Lastly, in this study, we used biopsy, FDG-PET, and subsequent CT follow-up to determine the ground truth labels, all of which carry a degree of inaccuracy. Biopsy is the most accurate, with perfect precision and 15% miss rate9. However, it is not always feasible due to tumor inaccessibility or increased biopsy risk, both of which typically motivate the use of SABR instead of surgery, and were therefore often encountered for our study population. The next best option is FDG-PET, as when it is obtained at least one year after SABR, it can discriminate between RILI and recurrence with a sensitivity and a specificity of 91% or higher11. Serial CT examination is the next best option. On CT scans taken at least one year after treatment, specialist radiologists and radiation oncologists have a median sensitivity of 83% and median specificity of 75% for distinguishing RILI from local recurrence6.

Due to the imperfect accuracy of these methods, the ground truth labels in our study likely carry some noise.
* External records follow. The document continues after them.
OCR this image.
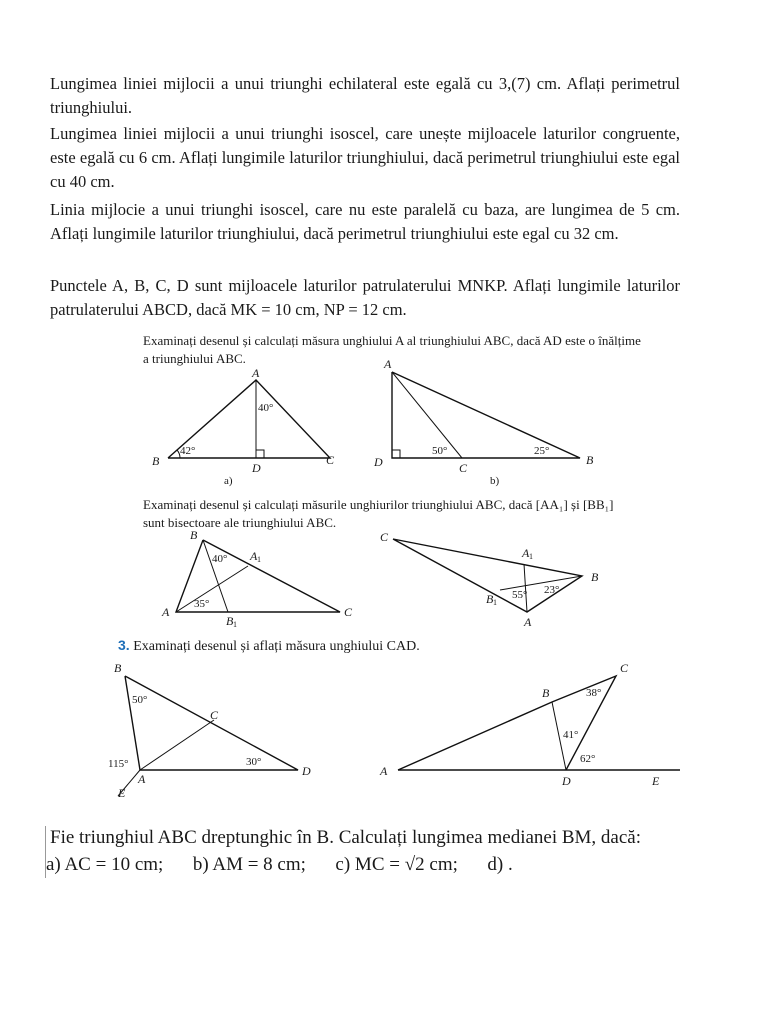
Lungimea liniei mijlocii a unui triunghi echilateral este egală cu 3,(7) cm. Aflați perimetrul triunghiului.

Lungimea liniei mijlocii a unui triunghi isoscel, care unește mijloacele laturilor congruente, este egală cu 6 cm. Aflați lungimile laturilor triunghiului, dacă perimetrul triunghiului este egal cu 40 cm.

Linia mijlocie a unui triunghi isoscel, care nu este paralelă cu baza, are lungimea de 5 cm. Aflați lungimile laturilor triunghiului, dacă perimetrul triunghiului este egal cu 32 cm.

Punctele A, B, C, D sunt mijloacele laturilor patrulaterului MNKP. Aflați lungimile laturilor patrulaterului ABCD, dacă MK = 10 cm, NP = 12 cm.

Examinați desenul și calculați măsura unghiului A al triunghiului ABC, dacă AD este o înălțime a triunghiului ABC.

A
B	C
D
40°
42°
a)
A
B
C
D
50°	25°
b)

Examinați desenul și calculați măsurile unghiurilor triunghiului ABC, dacă [AA₁] și [BB₁] sunt bisectoare ale triunghiului ABC.

B
A	C
A 1
B 1
40°
35°
C
B
A
A 1
B 1
55° 23°

3. Examinați desenul și aflați măsura unghiului CAD.

B
C
A
D
E
50°
115°	30°
C
B
A
D	E
38°
41°
62°

Fie triunghiul ABC dreptunghic în B. Calculați lungimea medianei BM, dacă:

a) AC = 10 cm; b) AM = 8 cm; c) MC = √2 cm; d) .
This would have likely resulted in suboptimal model training, as noisy labels would have made it more difficult for the model to detect the patterns associated with each label. We would therefore expect to see improved performance if a more accurate method of obtaining ground truth labels is used. We do not, however, expect this to have much effect on the reliability of our test results, as we used bootstrap resampling. By randomly resampling the test set and using the average performance, we could ensure that test performance is minimally affected by any specific patients, including the small subset of the patients in our dataset that could hypothetically have noisy labels.

Conclusion

In conclusion, we have shown in this study that a radiomics-based model can distinguish RILI and recurrence on an unseen test set with an average AUC of 0.66 (95% CIs [0.65, 0.67]), average sensitivity of 59% (95% CIs [57%, 60%]), and average specificity of 66% (95% CIs [65%, 68%]) across 500 bootstrap iterations. We found that the choice of ROI significantly affects performance, with a RECIST-line-sized sphere as the best-performing ROI, but that all ROIs that we tested had an AUC ≥ 0.58 (95% CIs [0.57, 0.58]). We also found that removing inter-correlated features prior to training the model negatively affects performance (p = 0.013) but that removing volume correlated features had no significant effect on it (p = 1.00). Indeed, we found that there was no correlation between volume and outcome (r = 0.021, p = 0.87), further highlighting the need for a tool to distinguish RILI from recurrence that does not rely on volume. In analyzing the features most commonly used by the best-performing model, we found that two first order features: skewness and mean, and two GLCM features: maximum and joint energy, were rated as most important. On follow-up analysis, we found that all features were significantly correlated with outcomes (p ≤ 0.032), and on qualitive analysis, we saw that the feature values tended to correspond to HRFs. With further development, a model using these features could act as a decision support tool that helps physicians determine whether a patient with early-stage lung cancer has RILI or recurrence when the tumor appears to recur on CT. This could help identify patients who need salvage therapy at this critical clinical decision point and could help spare those with RILI the risk of toxicity from unnecessary treatment.